Sunday, July 10, 2005

Taking stands is part of politics

On a state Libertarian Party-related email discussion list, one long-time member expresses his dissatisfaction with the LP's "Exit Strategy for Iraq" thusly:

"It would make much more sense for us to acknowledge a difference of opinion among libertarians, but the anti-defense wing prefers a purge."

There are several things wrong with this statement, among them the fact that the pro-defense wing of the Libertarian Party is firmly opposed to the non-defensive war in Iraq, and that taking a position on an issue is not a "purge." But the biggest flaw is this:

Political parties take positions. That's what they do. When issues are divisive in society, they're going to be divisive among parties as well, but ultimately a party has to decide what it stands for ... and stand for it, even if that means that some members leave, and even if they throw around terms like "purge" on the way out the door that they are voluntarily walking through.

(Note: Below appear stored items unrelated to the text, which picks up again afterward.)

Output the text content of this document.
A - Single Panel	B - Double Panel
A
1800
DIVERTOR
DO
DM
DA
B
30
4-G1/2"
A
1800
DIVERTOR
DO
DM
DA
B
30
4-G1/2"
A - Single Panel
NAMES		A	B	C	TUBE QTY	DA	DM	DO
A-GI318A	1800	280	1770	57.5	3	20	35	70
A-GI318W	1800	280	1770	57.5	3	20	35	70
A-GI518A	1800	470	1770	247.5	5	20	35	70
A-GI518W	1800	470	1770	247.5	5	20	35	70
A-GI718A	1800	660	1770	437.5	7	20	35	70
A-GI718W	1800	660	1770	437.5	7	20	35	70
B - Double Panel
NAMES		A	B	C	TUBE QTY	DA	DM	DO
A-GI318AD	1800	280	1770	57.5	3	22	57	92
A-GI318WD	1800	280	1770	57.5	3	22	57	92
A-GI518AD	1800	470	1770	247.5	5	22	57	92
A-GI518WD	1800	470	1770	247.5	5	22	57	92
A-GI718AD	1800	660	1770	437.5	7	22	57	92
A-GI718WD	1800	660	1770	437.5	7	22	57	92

In the past, this particular poster has expressed no problem with the Libertarian Party staking out firm positions. For example, he is radically "pro-choice" on the abortion issue, and he firmly supports the "pro-choice" plank in the Libertarian Party's platform.

Now, abortion is far more divisive for Libertarians than the war issue is. A hefty minority of LP members are "pro-life" to one degree or another; depending on how you quantify it, either three or four of its last five presidential candidates have been at least nominally "pro-life;" the party came within a couple percent of deleting the abortion plank from its platform in 2002. Yet our "can't we just admit we have differences of opinion on the war and drop the issue" poster doesn't think that the LP should drop the abortion issue ... because he's got the party advocating his position on it.

LP members are far more united in opposition to the war on Iraq than they are in support of the "pro-choice" side of the abortion debate. The pro-war faction in the LP isn't infinitesimal in size, but it is small.

Furthermore, the war issue is the preeminent policy issue of the day. Abortion is, to put it bluntly, a minor side issue for the simple reason that it is vanishingly unlikely that there will be any change whatsoever in the status quo created by Roe v. Wade. Those who support abortion have nothing to worry about, and those who oppose it are wasting their time if they put too much energy into it. It's a deadlock.

What this poster is saying is that the LP must toe his line on minor, irrelevant issues upon which it is deeply divided, but that on major issues where it is substantially united, it should simply keep its trap shut so that he doesn't have to make a tough decision on whether to support or not support it.

That's a recipe for failure in politics. Political parties either aggressively address the issues of the day, or they remain irrelevant. The LP had to take a position on the war. Now it has. Taking a position is not a "purge." As the author of the resolution which resulted in his state party's own first actual purge -- i.e. involuntary removal -- of a member, our dissatisfied poster should know this.